When such a working vehicle is used on a sloping ground, if the vehicle makes a sharp turn despite being on a steep slope, a large centrifugal force acts on the vehicle body, which may cause the vehicle body to fall over. And the danger becomes remarkable when a sharp turn is made when traveling down a slope.

The present invention has been made in view of the above circumstances, and an object thereof is to avoid the risk of tipping over when turning a vehicle body on a sloping ground.

[Means for solving problems]

According to a characteristic configuration of the present invention, a vehicle body inclination detecting means for detecting the inclination of the vehicle body is provided, and the maximum steerable steering angle is smaller when the vehicle body inclination is larger than when the vehicle body inclination is smaller. The maximum steering angle changing means for automatically changing the maximum steerable steering angle based on the information of the vehicle body inclination detecting means is provided, and the operation and effect thereof are as follows.

[Action]

That is, based on the vehicle body inclination detection information by the vehicle body inclination detecting means, the maximum steerable steering angle is automatically changed so that the vehicle body inclination becomes smaller than the vehicle body inclination becomes smaller. (Refer to FIG. 1) Further, as compared with a structure in which the steering operation force becomes larger as the steering angle becomes larger, in this structure, even if the steering operation force becomes large, the steering is further turned off. Since it is possible to operate the angle large alligator, there is no possibility that the vehicle body will fall due to steering on a sloping ground, and the risk of falling does not disappear, but in the present invention, the maximum steering angle itself is Since the vehicle body is regulated so as to prevent the vehicle body from tipping over, when the traveling place is a steep slope, the vehicle cannot fall down suddenly.

〔The invention's effect〕

Therefore, since the maximum steerable steering angle can be changed according to the inclination of the vehicle body, the vehicle body falls over when the vehicle body turns on a sloping ground, and particularly when the vehicle travels down a sloping ground. This makes it possible to avoid the problem that the vehicle body falls over when running on a sloping ground.

〔Example〕

 Embodiments of the present invention will be described below with reference to the drawings.

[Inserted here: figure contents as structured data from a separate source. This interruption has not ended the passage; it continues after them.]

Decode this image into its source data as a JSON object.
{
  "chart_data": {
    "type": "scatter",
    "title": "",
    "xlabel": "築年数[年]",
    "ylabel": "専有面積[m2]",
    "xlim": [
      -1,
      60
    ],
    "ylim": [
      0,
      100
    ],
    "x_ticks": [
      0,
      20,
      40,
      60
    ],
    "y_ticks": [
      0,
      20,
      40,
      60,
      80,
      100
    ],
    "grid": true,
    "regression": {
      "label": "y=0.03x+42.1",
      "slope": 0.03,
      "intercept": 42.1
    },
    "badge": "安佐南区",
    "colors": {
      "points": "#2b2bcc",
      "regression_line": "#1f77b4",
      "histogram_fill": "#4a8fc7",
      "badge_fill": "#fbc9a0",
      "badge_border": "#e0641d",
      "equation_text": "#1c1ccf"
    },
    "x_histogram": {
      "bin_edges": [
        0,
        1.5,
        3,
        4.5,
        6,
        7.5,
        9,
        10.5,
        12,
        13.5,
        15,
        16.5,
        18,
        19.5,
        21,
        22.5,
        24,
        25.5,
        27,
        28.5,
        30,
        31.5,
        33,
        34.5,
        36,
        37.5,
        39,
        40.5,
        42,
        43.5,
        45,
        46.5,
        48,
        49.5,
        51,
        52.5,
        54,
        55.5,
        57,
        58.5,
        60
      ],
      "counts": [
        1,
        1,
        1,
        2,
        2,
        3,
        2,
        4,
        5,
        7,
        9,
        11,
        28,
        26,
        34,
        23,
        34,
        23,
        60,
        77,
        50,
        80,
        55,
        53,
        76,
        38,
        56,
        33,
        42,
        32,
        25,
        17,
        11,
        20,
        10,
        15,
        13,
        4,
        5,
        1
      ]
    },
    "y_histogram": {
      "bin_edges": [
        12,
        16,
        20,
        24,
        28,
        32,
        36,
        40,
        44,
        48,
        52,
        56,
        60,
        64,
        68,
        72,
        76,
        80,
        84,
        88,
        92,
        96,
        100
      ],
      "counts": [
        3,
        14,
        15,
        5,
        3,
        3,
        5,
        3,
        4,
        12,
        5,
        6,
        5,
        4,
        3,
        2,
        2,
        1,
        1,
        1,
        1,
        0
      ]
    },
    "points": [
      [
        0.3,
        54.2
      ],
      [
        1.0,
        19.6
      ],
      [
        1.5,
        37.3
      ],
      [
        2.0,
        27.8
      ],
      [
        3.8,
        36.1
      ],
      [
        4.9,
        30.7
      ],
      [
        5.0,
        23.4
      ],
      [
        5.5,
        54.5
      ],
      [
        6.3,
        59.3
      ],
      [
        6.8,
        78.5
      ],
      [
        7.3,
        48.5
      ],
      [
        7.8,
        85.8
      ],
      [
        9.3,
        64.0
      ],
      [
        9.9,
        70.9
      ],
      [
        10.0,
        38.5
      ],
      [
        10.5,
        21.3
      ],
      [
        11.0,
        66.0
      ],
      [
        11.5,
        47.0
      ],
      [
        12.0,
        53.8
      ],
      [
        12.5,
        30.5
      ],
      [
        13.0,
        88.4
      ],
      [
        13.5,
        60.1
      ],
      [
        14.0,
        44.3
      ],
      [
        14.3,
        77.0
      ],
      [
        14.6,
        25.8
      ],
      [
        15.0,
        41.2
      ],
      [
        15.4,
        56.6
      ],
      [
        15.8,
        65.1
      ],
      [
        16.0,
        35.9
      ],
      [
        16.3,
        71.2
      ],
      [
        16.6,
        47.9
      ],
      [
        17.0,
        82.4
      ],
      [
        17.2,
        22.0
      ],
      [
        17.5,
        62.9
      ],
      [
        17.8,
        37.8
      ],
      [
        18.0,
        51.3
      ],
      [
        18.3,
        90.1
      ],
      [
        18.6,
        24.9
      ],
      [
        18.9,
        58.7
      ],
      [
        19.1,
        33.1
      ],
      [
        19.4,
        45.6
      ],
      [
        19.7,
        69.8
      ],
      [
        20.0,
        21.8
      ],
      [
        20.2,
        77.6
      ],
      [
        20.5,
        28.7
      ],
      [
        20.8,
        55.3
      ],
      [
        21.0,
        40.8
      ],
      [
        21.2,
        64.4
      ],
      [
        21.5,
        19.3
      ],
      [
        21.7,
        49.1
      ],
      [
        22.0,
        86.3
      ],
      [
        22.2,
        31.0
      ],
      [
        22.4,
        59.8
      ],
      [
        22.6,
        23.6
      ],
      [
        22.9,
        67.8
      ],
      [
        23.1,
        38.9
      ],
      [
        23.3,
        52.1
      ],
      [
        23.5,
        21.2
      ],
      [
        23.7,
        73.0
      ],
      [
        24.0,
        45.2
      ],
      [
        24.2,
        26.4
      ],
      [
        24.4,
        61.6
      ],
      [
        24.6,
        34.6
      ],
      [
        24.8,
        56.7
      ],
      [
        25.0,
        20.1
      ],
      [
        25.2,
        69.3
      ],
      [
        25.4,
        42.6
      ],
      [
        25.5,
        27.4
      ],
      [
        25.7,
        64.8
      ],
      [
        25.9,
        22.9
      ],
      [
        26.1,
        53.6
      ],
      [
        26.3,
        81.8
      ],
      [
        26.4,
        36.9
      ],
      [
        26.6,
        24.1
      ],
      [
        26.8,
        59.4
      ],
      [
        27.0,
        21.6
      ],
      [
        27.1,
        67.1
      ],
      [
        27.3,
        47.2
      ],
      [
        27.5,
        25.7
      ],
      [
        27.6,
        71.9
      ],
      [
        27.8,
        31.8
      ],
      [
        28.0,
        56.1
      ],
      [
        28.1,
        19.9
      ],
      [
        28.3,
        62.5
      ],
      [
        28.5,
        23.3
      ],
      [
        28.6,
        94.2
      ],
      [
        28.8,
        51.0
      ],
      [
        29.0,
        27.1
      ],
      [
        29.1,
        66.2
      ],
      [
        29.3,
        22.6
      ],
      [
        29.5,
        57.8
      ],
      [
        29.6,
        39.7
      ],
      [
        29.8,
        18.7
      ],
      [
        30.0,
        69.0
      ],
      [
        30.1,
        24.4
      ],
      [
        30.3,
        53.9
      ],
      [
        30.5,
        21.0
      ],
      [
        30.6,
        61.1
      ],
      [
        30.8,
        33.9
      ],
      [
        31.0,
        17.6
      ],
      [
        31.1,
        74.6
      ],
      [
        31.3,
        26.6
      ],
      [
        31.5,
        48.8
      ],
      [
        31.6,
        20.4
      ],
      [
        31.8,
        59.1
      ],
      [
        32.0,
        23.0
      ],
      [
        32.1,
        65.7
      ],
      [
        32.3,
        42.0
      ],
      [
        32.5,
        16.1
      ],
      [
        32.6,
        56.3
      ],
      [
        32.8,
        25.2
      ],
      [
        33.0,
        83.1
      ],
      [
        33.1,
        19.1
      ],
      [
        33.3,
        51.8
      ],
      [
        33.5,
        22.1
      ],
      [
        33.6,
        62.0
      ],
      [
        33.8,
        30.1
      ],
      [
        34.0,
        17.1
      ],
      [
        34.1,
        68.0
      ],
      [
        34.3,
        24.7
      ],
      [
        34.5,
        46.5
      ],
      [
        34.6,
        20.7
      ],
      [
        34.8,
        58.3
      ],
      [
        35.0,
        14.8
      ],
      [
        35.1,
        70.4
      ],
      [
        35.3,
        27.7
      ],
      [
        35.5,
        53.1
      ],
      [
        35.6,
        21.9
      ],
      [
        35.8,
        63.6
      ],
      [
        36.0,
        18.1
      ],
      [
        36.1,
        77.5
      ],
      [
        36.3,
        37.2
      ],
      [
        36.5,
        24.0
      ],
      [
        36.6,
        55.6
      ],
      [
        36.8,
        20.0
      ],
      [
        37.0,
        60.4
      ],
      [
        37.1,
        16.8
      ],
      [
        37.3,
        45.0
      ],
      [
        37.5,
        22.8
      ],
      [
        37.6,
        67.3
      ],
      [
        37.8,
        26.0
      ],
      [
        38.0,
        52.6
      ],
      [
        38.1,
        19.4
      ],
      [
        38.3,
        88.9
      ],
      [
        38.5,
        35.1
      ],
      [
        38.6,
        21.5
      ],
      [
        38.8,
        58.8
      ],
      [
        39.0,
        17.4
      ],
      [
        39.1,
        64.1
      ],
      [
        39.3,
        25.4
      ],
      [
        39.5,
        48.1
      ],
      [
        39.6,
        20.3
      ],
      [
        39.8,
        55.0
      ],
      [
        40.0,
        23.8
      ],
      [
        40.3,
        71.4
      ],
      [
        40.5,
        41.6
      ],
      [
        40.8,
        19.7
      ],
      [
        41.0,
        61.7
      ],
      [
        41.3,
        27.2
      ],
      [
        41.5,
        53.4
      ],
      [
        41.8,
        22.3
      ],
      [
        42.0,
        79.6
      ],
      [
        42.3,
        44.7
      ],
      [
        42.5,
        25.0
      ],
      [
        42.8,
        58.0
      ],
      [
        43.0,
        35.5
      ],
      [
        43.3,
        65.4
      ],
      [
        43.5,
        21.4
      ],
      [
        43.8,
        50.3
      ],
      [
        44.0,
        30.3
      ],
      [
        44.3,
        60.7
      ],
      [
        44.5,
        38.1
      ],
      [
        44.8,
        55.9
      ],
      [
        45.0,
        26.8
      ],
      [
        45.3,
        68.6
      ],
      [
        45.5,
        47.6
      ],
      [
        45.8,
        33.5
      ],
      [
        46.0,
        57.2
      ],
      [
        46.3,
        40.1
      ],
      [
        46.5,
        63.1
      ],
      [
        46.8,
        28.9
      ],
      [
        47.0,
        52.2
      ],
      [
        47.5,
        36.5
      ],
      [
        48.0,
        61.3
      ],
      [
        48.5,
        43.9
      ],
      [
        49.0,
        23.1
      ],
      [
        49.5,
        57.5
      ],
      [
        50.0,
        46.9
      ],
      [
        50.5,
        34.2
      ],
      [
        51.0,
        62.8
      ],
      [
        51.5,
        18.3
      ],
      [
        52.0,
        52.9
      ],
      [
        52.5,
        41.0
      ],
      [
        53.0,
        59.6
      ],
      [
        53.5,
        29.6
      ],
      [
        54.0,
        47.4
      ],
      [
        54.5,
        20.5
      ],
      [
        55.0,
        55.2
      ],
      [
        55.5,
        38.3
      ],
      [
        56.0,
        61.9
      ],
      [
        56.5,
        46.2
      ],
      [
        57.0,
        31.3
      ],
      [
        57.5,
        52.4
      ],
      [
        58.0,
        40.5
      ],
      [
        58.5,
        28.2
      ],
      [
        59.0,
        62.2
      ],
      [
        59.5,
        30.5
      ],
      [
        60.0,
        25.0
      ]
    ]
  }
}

As shown in FIGS. 4 and 5, the seat (2), the handle (H), and the transmission (M) are provided on the rear side of the body frame (1) below the vehicle body (V), and on the front side. An engine (E) is provided respectively, front and rear steering wheels (3F), (3R) are provided at the lower part of the machine body frame (1), and a disc type cutting blade is provided at an intermediate portion between the front and rear wheels (3F), (3R). A lawn mowing device (4) having an interior is suspended so that it can move up and down, and thus a four-wheel drive lawnmower working vehicle is configured.

A scanning sensor (5) for detecting the boundary (L) between the unprocessed work site (B) and the already processed work site (C) at the tip of the frame (6) fixed to the lawnmower (4). When the work vehicle is automatically controlled as will be described later, the lawnmower (4) is set to the unprocessed work site (B) and the unprocessed work site based on the detection information of the scanning sensor (5). The steering control is performed so as to move along the boundary (L) with (C). The scanning sensors (5) are provided on both lateral side portions and front and rear side portions of the vehicle body, and these sensors (5) are used to position the vehicle body (V) with respect to the traveling direction of the vehicle body and the boundary (L). It is configured so that it can be selectively used by.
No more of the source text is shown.